Haiti erupts in protest in late September
The protesters in the streets made it clear that they blamed President Moïse. And they were more than willing to take on those who support him.
Sen. Jean Marie Ralph Fethière of Moïse’s party — called the Party of Bald Headed Haitians (PHTK) — was confronted by demonstrators while leaving Parliament on Sept. 23. He drew his pistol, firing into the air and then the ground. A parliamentary security guard was shot in the stomach and a well-known Associated Press photographer was hit in the cheek.
Demonstrators later surrounded the Parliament and disrupted its proceedings by pounding on lampposts with rocks and chanting. Some even managed to slip into the building and confront the parliamentarians directly.
While the cops were killing demonstrators, there were also reports of police stations being sacked. Vant Bef, a Haitian internet news service, reported on Sept. 27 that a police station in Saint-Marc was occupied by demonstrators, who took arms, bullet-proof vests, shields and office supplies.
On Sept. 28, when protesters seized the police station in Cité Soleil, the poorest neighborhood in Port au Prince, they took not only what was inside the building but also its tin roof, according to a video shown on France’s TV5. In Delmas and Carrefour, both better-off neighborhoods, there was some looting, car windows were smashed and a few were burned. The supermarket Rois des Rois, a short distance from the National Palace, was also looted and burned. In Cap Haïtien, the cops armed vigilantes who shot up demonstrators who were demanding the resignation and imprisonment of Moïse.
On Facebook and YouTube, some of the protests in Haiti have been covered in real time with uncensored interviews. While everyone wanted Moïse to leave, a number of protesters raised the issue of the Haitian bourgeoisie’s support of foreign intervention, the lack of education, health care, the need for jobs and security, and the right to protest peacefully.

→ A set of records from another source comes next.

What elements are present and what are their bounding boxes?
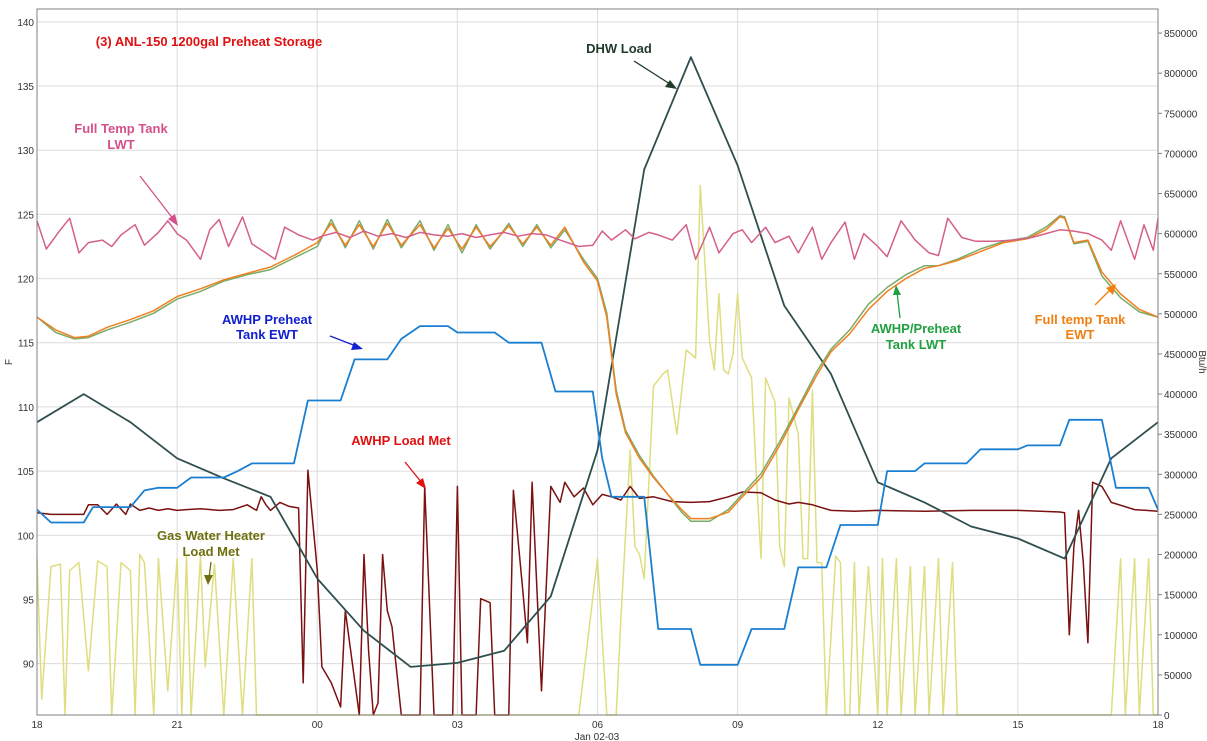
series-lines <box>36 56 1159 716</box>
arrow-dhw-load <box>633 60 671 85</box>
x-tick-label: 00 <box>312 720 324 731</box>
x-axis-label: Jan 02-03 <box>575 732 620 741</box>
series-line-5 <box>36 469 1159 716</box>
left-axis-ticks: 90 95 100 105 110 115 120 125 130 135 140 <box>17 18 34 671</box>
y-axis-label-right: Btu/h <box>1196 350 1207 373</box>
y-tick-label-left: 100 <box>17 531 34 542</box>
plot-frame <box>36 8 1159 716</box>
label-full-temp-ewt-2: EWT <box>1066 327 1095 342</box>
x-tick-label: 18 <box>31 720 43 731</box>
x-tick-label: 09 <box>732 720 744 731</box>
y-tick-label-right: 600000 <box>1164 230 1198 241</box>
y-tick-label-right: 100000 <box>1164 631 1198 642</box>
label-gas-heater-1: Gas Water Heater <box>157 528 265 543</box>
arrowhead-dhw-load <box>665 80 677 89</box>
y-tick-label-right: 250000 <box>1164 510 1198 521</box>
y-tick-label-right: 800000 <box>1164 69 1198 80</box>
y-tick-label-left: 120 <box>17 275 34 286</box>
y-tick-label-right: 450000 <box>1164 350 1198 361</box>
y-tick-label-right: 500000 <box>1164 310 1198 321</box>
label-awhp-ewt-1: AWHP Preheat <box>222 312 313 327</box>
label-full-temp-ewt-1: Full temp Tank <box>1035 312 1127 327</box>
series-line-0 <box>36 216 1159 261</box>
arrow-full-temp-ewt <box>1094 289 1111 306</box>
y-tick-label-right: 350000 <box>1164 430 1198 441</box>
y-tick-label-right: 850000 <box>1164 29 1198 40</box>
x-axis-ticks: 18 21 00 03 06 09 12 15 18 <box>31 720 1164 731</box>
arrowhead-full-temp-ewt <box>1106 284 1116 295</box>
x-tick-label: 03 <box>452 720 464 731</box>
label-awhp-lwt-2: Tank LWT <box>886 337 946 352</box>
y-tick-label-right: 150000 <box>1164 591 1198 602</box>
series-line-3 <box>36 325 1159 666</box>
arrow-full-temp-lwt <box>139 175 175 221</box>
label-dhw-load: DHW Load <box>586 41 652 56</box>
series-line-1 <box>36 216 1159 520</box>
x-tick-label: 06 <box>592 720 604 731</box>
label-awhp-load-met: AWHP Load Met <box>351 433 451 448</box>
y-tick-label-left: 110 <box>18 403 34 414</box>
annotations: (3) ANL-150 1200gal Preheat Storage Full… <box>74 34 1126 585</box>
y-tick-label-right: 750000 <box>1164 109 1198 120</box>
arrowhead-gas-heater <box>204 575 213 585</box>
y-tick-label-right: 400000 <box>1164 390 1198 401</box>
y-tick-label-left: 90 <box>23 660 35 671</box>
chart-title: (3) ANL-150 1200gal Preheat Storage <box>96 34 322 49</box>
y-tick-label-right: 200000 <box>1164 551 1198 562</box>
arrow-awhp-lwt <box>896 291 901 319</box>
arrowhead-awhp-ewt <box>351 342 363 350</box>
y-tick-label-right: 650000 <box>1164 190 1198 201</box>
label-full-temp-lwt-1: Full Temp Tank <box>74 121 168 136</box>
label-awhp-ewt-2: Tank EWT <box>236 327 298 342</box>
right-axis-ticks: 0 50000 100000 150000 200000 250000 300000 3500… <box>1158 29 1198 722</box>
x-tick-label: 12 <box>872 720 884 731</box>
y-tick-label-right: 0 <box>1164 711 1170 722</box>
arrowhead-full-temp-lwt <box>168 214 178 226</box>
y-tick-label-left: 115 <box>18 339 34 350</box>
y-tick-label-right: 700000 <box>1164 149 1198 160</box>
arrowhead-awhp-load-met <box>416 478 426 489</box>
y-tick-label-right: 550000 <box>1164 270 1198 281</box>
y-tick-label-left: 95 <box>23 595 35 606</box>
y-tick-label-right: 300000 <box>1164 470 1198 481</box>
label-full-temp-lwt-2: LWT <box>107 137 134 152</box>
x-tick-label: 21 <box>172 720 184 731</box>
y-axis-label-left: F <box>4 359 15 365</box>
y-tick-label-left: 140 <box>17 18 34 29</box>
y-tick-label-left: 125 <box>17 210 34 221</box>
label-gas-heater-2: Load Met <box>182 544 240 559</box>
y-tick-label-right: 50000 <box>1164 671 1192 682</box>
y-tick-label-left: 105 <box>17 467 34 478</box>
arrow-awhp-ewt <box>329 335 357 347</box>
y-tick-label-left: 130 <box>17 146 34 157</box>
label-awhp-lwt-1: AWHP/Preheat <box>871 321 962 336</box>
y-tick-label-left: 135 <box>17 82 34 93</box>
x-tick-label: 15 <box>1012 720 1024 731</box>
arrow-awhp-load-met <box>404 461 423 484</box>
series-line-6 <box>36 184 1158 716</box>
x-tick-label: 18 <box>1152 720 1164 731</box>
arrowhead-awhp-lwt <box>893 285 901 295</box>
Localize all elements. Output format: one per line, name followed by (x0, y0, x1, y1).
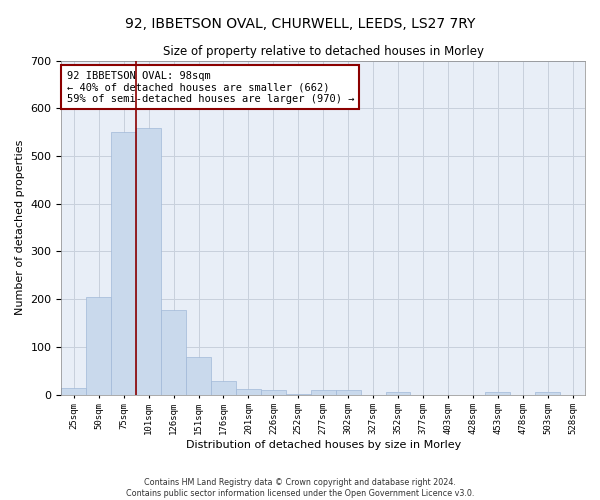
X-axis label: Distribution of detached houses by size in Morley: Distribution of detached houses by size … (185, 440, 461, 450)
Bar (485, 392, 510, 394)
Y-axis label: Number of detached properties: Number of detached properties (15, 140, 25, 315)
Bar (111, 132, 136, 394)
Text: 92, IBBETSON OVAL, CHURWELL, LEEDS, LS27 7RY: 92, IBBETSON OVAL, CHURWELL, LEEDS, LS27… (125, 18, 475, 32)
Bar (236, 389, 261, 394)
Bar (211, 380, 236, 394)
Bar (311, 390, 335, 394)
Bar (386, 392, 410, 394)
Title: Size of property relative to detached houses in Morley: Size of property relative to detached ho… (163, 45, 484, 58)
Text: 92 IBBETSON OVAL: 98sqm
← 40% of detached houses are smaller (662)
59% of semi-d: 92 IBBETSON OVAL: 98sqm ← 40% of detache… (67, 70, 354, 104)
Bar (261, 390, 286, 394)
Bar (535, 392, 560, 394)
Bar (136, 128, 161, 394)
Bar (86, 296, 111, 394)
Bar (161, 310, 186, 394)
Bar (61, 388, 86, 394)
Bar (186, 358, 211, 395)
Text: Contains HM Land Registry data © Crown copyright and database right 2024.
Contai: Contains HM Land Registry data © Crown c… (126, 478, 474, 498)
Bar (335, 390, 361, 394)
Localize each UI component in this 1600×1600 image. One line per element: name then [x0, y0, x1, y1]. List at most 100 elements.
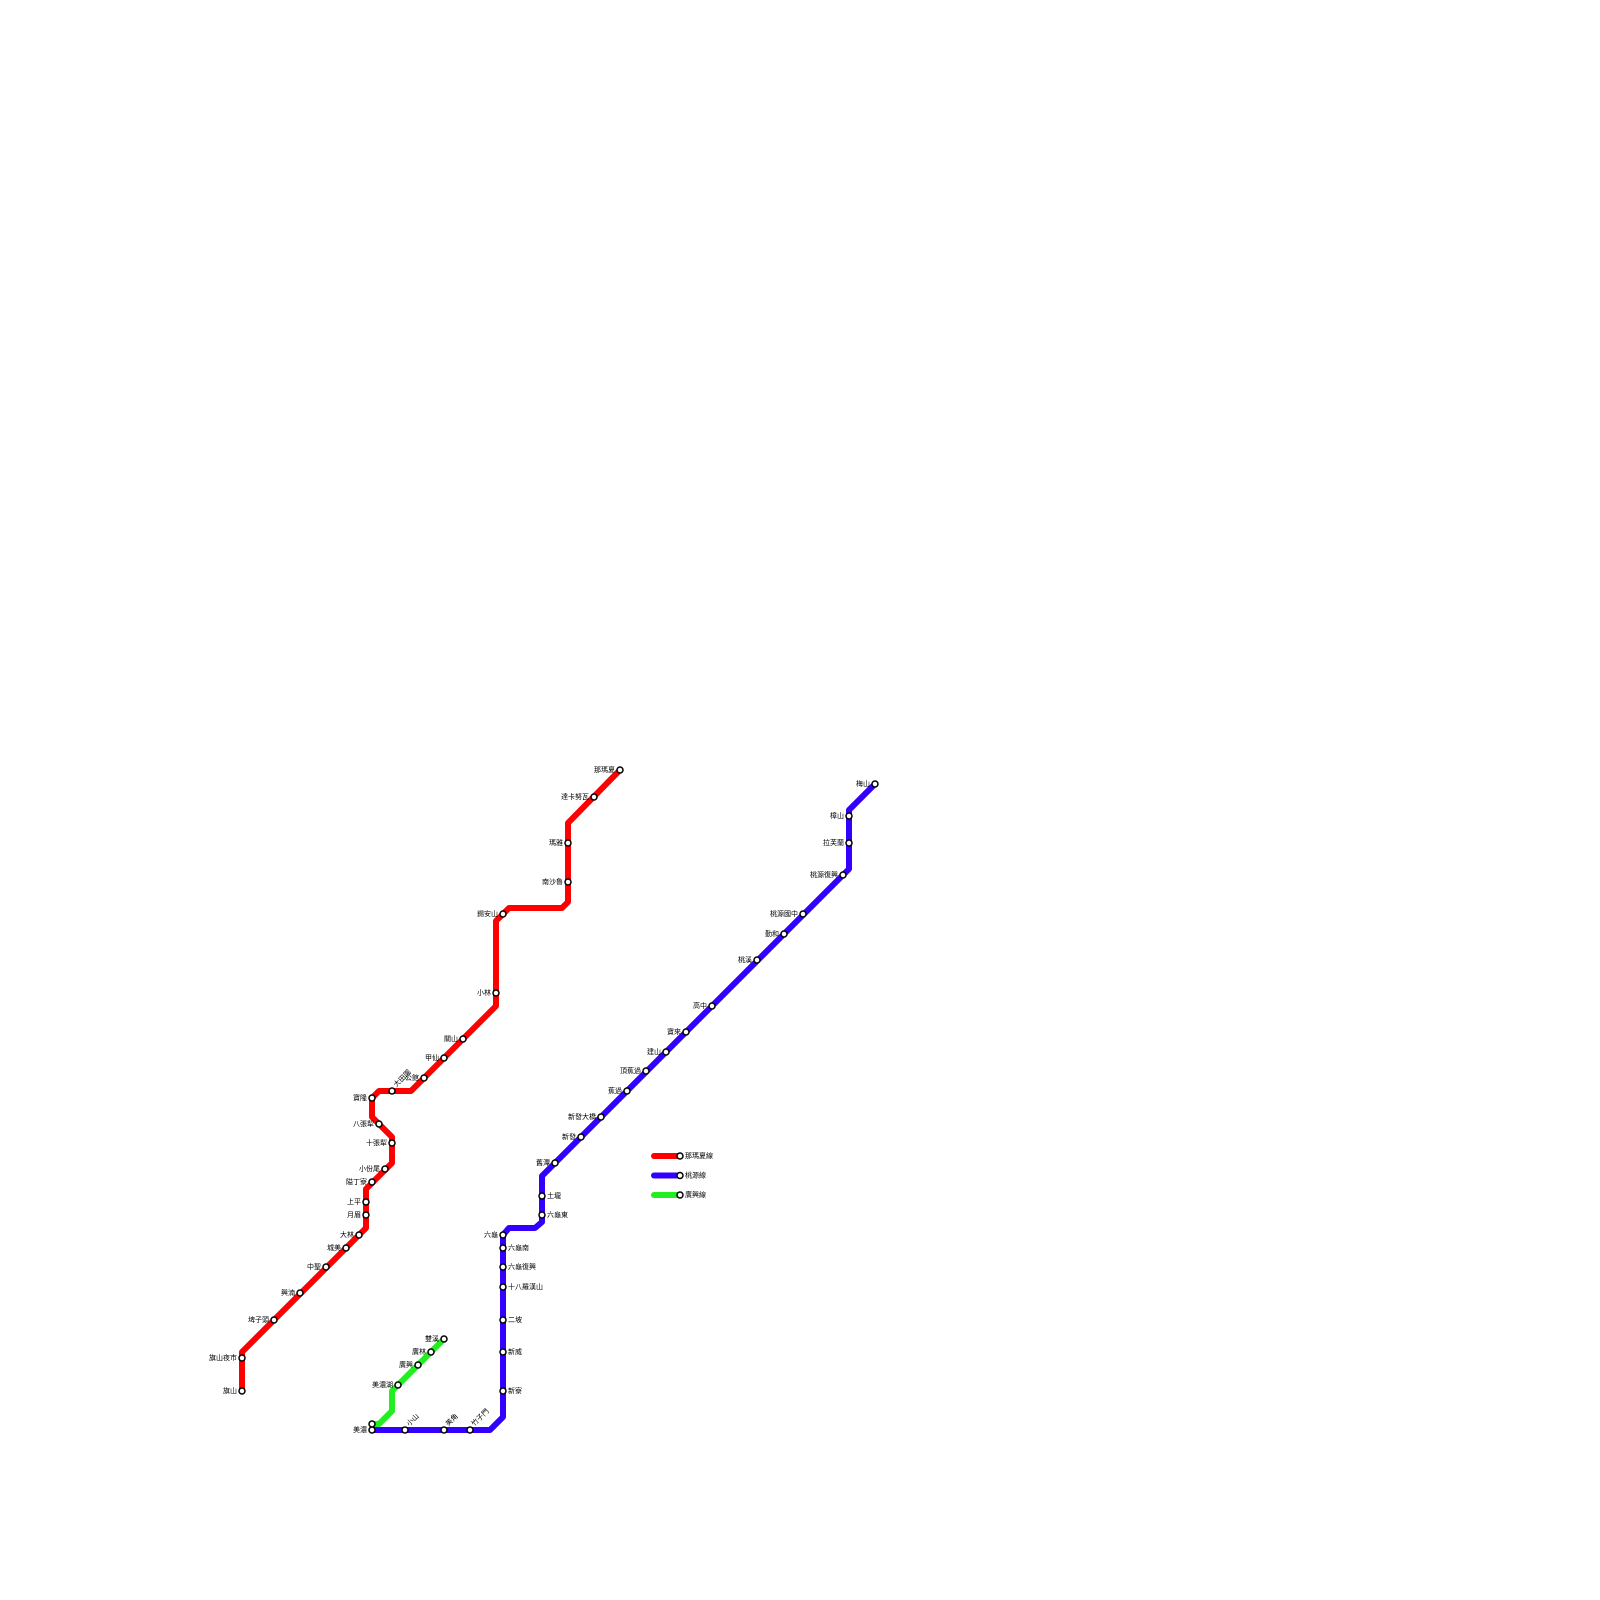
station	[871, 780, 879, 788]
station	[499, 1387, 507, 1395]
station-label: 隘丁寮	[346, 1177, 367, 1186]
station-label: 小份尾	[359, 1164, 380, 1173]
station	[238, 1354, 246, 1362]
station-label: 南沙魯	[542, 877, 563, 886]
station	[799, 910, 807, 918]
station	[682, 1028, 690, 1036]
station	[551, 1159, 559, 1167]
station	[362, 1211, 370, 1219]
station	[322, 1263, 330, 1271]
station-label: 中聖	[307, 1262, 321, 1271]
station	[342, 1244, 350, 1252]
station-label: 勤和	[765, 929, 779, 938]
station	[466, 1426, 474, 1434]
station	[780, 930, 788, 938]
station	[296, 1289, 304, 1297]
station-label: 美濃	[353, 1425, 367, 1434]
station	[499, 1244, 507, 1252]
station	[499, 1316, 507, 1324]
station	[845, 812, 853, 820]
station-label: 高中	[693, 1001, 707, 1010]
station	[623, 1087, 631, 1095]
station	[616, 766, 624, 774]
station-label: 月眉	[347, 1211, 361, 1219]
station	[708, 1002, 716, 1010]
station-label: 新威	[508, 1347, 522, 1356]
station	[577, 1133, 585, 1141]
station-label: 甲仙	[425, 1053, 439, 1062]
station	[362, 1198, 370, 1206]
station	[753, 956, 761, 964]
station-label: 公館	[405, 1073, 419, 1082]
legend-label: 桃源線	[685, 1171, 706, 1180]
routes	[239, 767, 878, 1433]
station-label: 梅山	[856, 779, 870, 788]
legend-station	[676, 1171, 684, 1180]
station	[459, 1035, 467, 1043]
station-label: 美角	[443, 1412, 459, 1428]
station-label: 小林	[477, 988, 491, 997]
station	[499, 1283, 507, 1291]
station-label: 十張犁	[366, 1138, 387, 1147]
station	[492, 989, 500, 997]
station	[368, 1178, 376, 1186]
station	[394, 1381, 402, 1389]
station-label: 雙溪	[425, 1334, 439, 1343]
station	[270, 1316, 278, 1324]
station	[845, 839, 853, 847]
station	[420, 1074, 428, 1082]
station	[597, 1113, 605, 1121]
station	[662, 1048, 670, 1056]
station-label: 蕉過	[608, 1086, 622, 1095]
station-label: 美濃湖	[372, 1380, 393, 1389]
station-label: 城美	[327, 1243, 341, 1252]
station-label: 廣林	[412, 1347, 426, 1356]
station	[440, 1335, 448, 1343]
station	[388, 1087, 396, 1095]
legend-label: 那瑪夏線	[685, 1151, 713, 1160]
station-label: 桃源國中	[770, 909, 798, 918]
station-label: 六龜復興	[508, 1262, 536, 1271]
station	[388, 1139, 396, 1147]
station	[499, 1263, 507, 1271]
station-label: 大林	[340, 1230, 354, 1239]
station	[381, 1165, 389, 1173]
station	[355, 1231, 363, 1239]
route-line	[369, 781, 878, 1433]
station-label: 土壠	[547, 1191, 561, 1200]
route-line	[239, 767, 623, 1394]
station-label: 新寮	[508, 1386, 522, 1395]
station-label: 新發	[562, 1132, 576, 1141]
station-label: 旗山夜市	[209, 1353, 237, 1362]
station-label: 廣興	[399, 1360, 413, 1369]
station-label: 埤子頭	[248, 1315, 269, 1324]
legend-station	[676, 1191, 684, 1199]
legend-label: 廣興線	[685, 1190, 706, 1199]
station-label: 寶來	[667, 1027, 681, 1036]
station-label: 旗山	[223, 1386, 237, 1395]
station-label: 六龜東	[547, 1210, 568, 1219]
station	[401, 1426, 409, 1434]
station-label: 六龜	[484, 1230, 498, 1239]
station-label: 建山	[647, 1047, 661, 1056]
station	[368, 1426, 376, 1434]
station-label: 錫安山	[477, 909, 498, 918]
station-label: 六龜南	[508, 1243, 529, 1252]
station-label: 小山	[404, 1412, 420, 1428]
station-label: 舊潭	[536, 1158, 550, 1167]
station	[238, 1387, 246, 1395]
station-label: 桃溪	[738, 955, 752, 964]
station	[564, 878, 572, 886]
station-label: 頂蕉過	[620, 1066, 641, 1075]
station-label: 桃源復興	[810, 870, 838, 879]
station-label: 新發大橋	[568, 1112, 596, 1121]
station	[839, 871, 847, 879]
station-label: 關山	[444, 1034, 458, 1043]
station-label: 竹子門	[469, 1407, 490, 1428]
station	[642, 1067, 650, 1075]
station-label: 寶隆	[353, 1093, 367, 1102]
station	[499, 1348, 507, 1356]
station	[440, 1426, 448, 1434]
station	[538, 1192, 546, 1200]
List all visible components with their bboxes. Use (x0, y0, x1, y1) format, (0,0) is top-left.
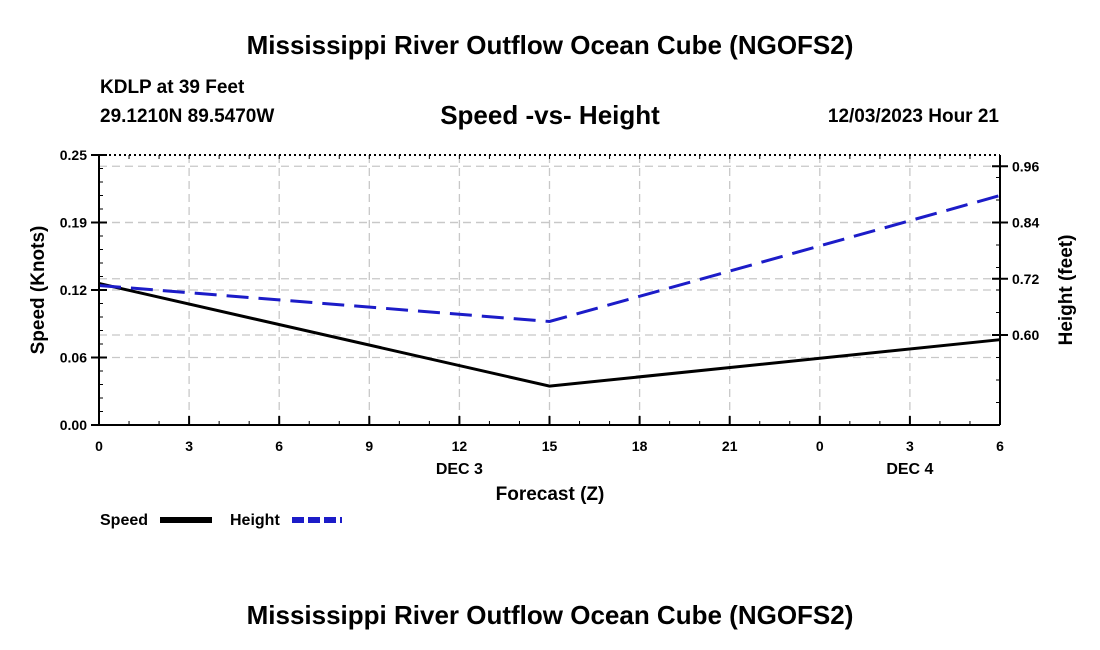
day-label: DEC 4 (886, 461, 933, 478)
x-tick-label: 15 (542, 438, 558, 454)
legend-label-height: Height (230, 512, 280, 529)
x-axis-label: Forecast (Z) (496, 484, 605, 505)
y-tick-label-right: 0.60 (1012, 327, 1039, 343)
y-tick-label-right: 0.72 (1012, 271, 1039, 287)
day-label: DEC 3 (436, 461, 483, 478)
series-line-speed (98, 282, 1001, 388)
footer-title: Mississippi River Outflow Ocean Cube (NG… (246, 600, 854, 630)
chart-axes: 0 3 6 9 12 15 18 21 0 3 6 DEC 3 DEC 4 0.00 0.06 0.12 0.1… (60, 147, 1040, 478)
chart-grid (99, 155, 1000, 425)
forecast-datetime: 12/03/2023 Hour 21 (827, 106, 999, 127)
x-tick-label: 9 (365, 438, 373, 454)
y-tick-label-right: 0.96 (1012, 158, 1039, 174)
main-title: Mississippi River Outflow Ocean Cube (NG… (246, 30, 854, 60)
y-tick-label-left: 0.25 (60, 147, 87, 163)
station-label: KDLP at 39 Feet (100, 77, 245, 98)
y-tick-label-left: 0.12 (60, 282, 87, 298)
x-tick-label: 0 (816, 438, 824, 454)
chart-series (98, 194, 1001, 388)
series-line-height (98, 194, 1001, 324)
y-axis-label-height: Height (feet) (1056, 235, 1077, 346)
y-tick-label-left: 0.00 (60, 417, 87, 433)
x-tick-label: 6 (996, 438, 1004, 454)
x-tick-label: 21 (722, 438, 738, 454)
legend: Speed Height (100, 512, 342, 529)
chart-subtitle: Speed -vs- Height (440, 100, 660, 130)
x-tick-label: 0 (95, 438, 103, 454)
y-tick-label-left: 0.06 (60, 350, 87, 366)
y-axis-label-speed: Speed (Knots) (28, 226, 49, 355)
x-tick-label: 3 (906, 438, 914, 454)
x-tick-label: 3 (185, 438, 193, 454)
legend-label-speed: Speed (100, 512, 148, 529)
y-tick-label-right: 0.84 (1012, 215, 1039, 231)
x-tick-label: 12 (452, 438, 468, 454)
x-tick-label: 6 (275, 438, 283, 454)
x-tick-label: 18 (632, 438, 648, 454)
y-tick-label-left: 0.19 (60, 215, 87, 231)
station-coordinates: 29.1210N 89.5470W (100, 106, 275, 127)
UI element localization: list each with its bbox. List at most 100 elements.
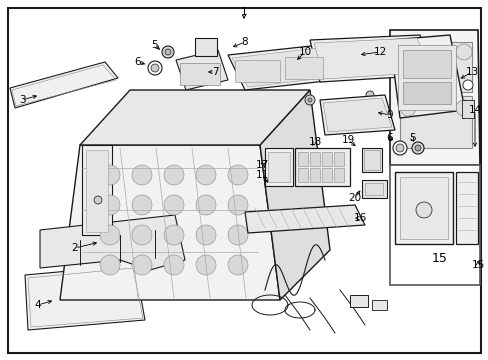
Circle shape — [196, 195, 216, 215]
Bar — [297, 152, 307, 166]
Circle shape — [227, 195, 247, 215]
Circle shape — [94, 196, 102, 204]
Polygon shape — [313, 38, 431, 79]
Text: 20: 20 — [348, 193, 361, 203]
Bar — [285, 57, 323, 79]
Circle shape — [132, 165, 152, 185]
Circle shape — [455, 100, 471, 116]
Text: 1: 1 — [240, 7, 247, 17]
Circle shape — [163, 225, 183, 245]
Bar — [363, 150, 379, 170]
Text: 5: 5 — [408, 133, 414, 143]
Polygon shape — [227, 45, 334, 90]
Bar — [399, 177, 447, 239]
Bar — [361, 180, 386, 198]
Circle shape — [163, 195, 183, 215]
Polygon shape — [319, 95, 394, 135]
Text: 5: 5 — [151, 40, 158, 50]
Text: 4: 4 — [35, 300, 41, 310]
Bar — [235, 60, 280, 82]
Circle shape — [100, 195, 120, 215]
Circle shape — [164, 49, 171, 55]
Text: 2: 2 — [72, 243, 78, 253]
Circle shape — [411, 142, 423, 154]
Text: 8: 8 — [241, 37, 248, 47]
Circle shape — [399, 100, 415, 116]
Polygon shape — [244, 205, 364, 233]
Bar — [399, 42, 471, 92]
Bar — [333, 168, 343, 182]
Bar — [264, 148, 292, 186]
Text: 7: 7 — [211, 67, 218, 77]
Bar — [333, 152, 343, 166]
Text: 9: 9 — [386, 110, 392, 120]
Text: 12: 12 — [373, 47, 386, 57]
Bar — [321, 168, 331, 182]
Bar — [394, 172, 452, 244]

The spirit of the people comes across in these videos. They are confronting cops who shoot to kill, but still they run and dance through the streets, to the sound of rara (festival) bands, waving leafy branches of hope and demanding that President Jovenel leave. In Gonaïves, bands of protesters waved machetes.
Moïse was elected in 2016 in a process marked by very low turnout. Hundreds of thousands of Haiti’s citizens had lost their IDs and the government was very slow in replacing them. Still, the United States endorsed the election. Even though serious charges of corruption have been made against Moïse and his predecessor, Michel Martelly, and their party, the PHTK — even though the rights of Haitians to peacefully protest have been denied — the U.S. government and ruling class still support their guy in Port au Prince.
Without such support, he and his gang would be blown away.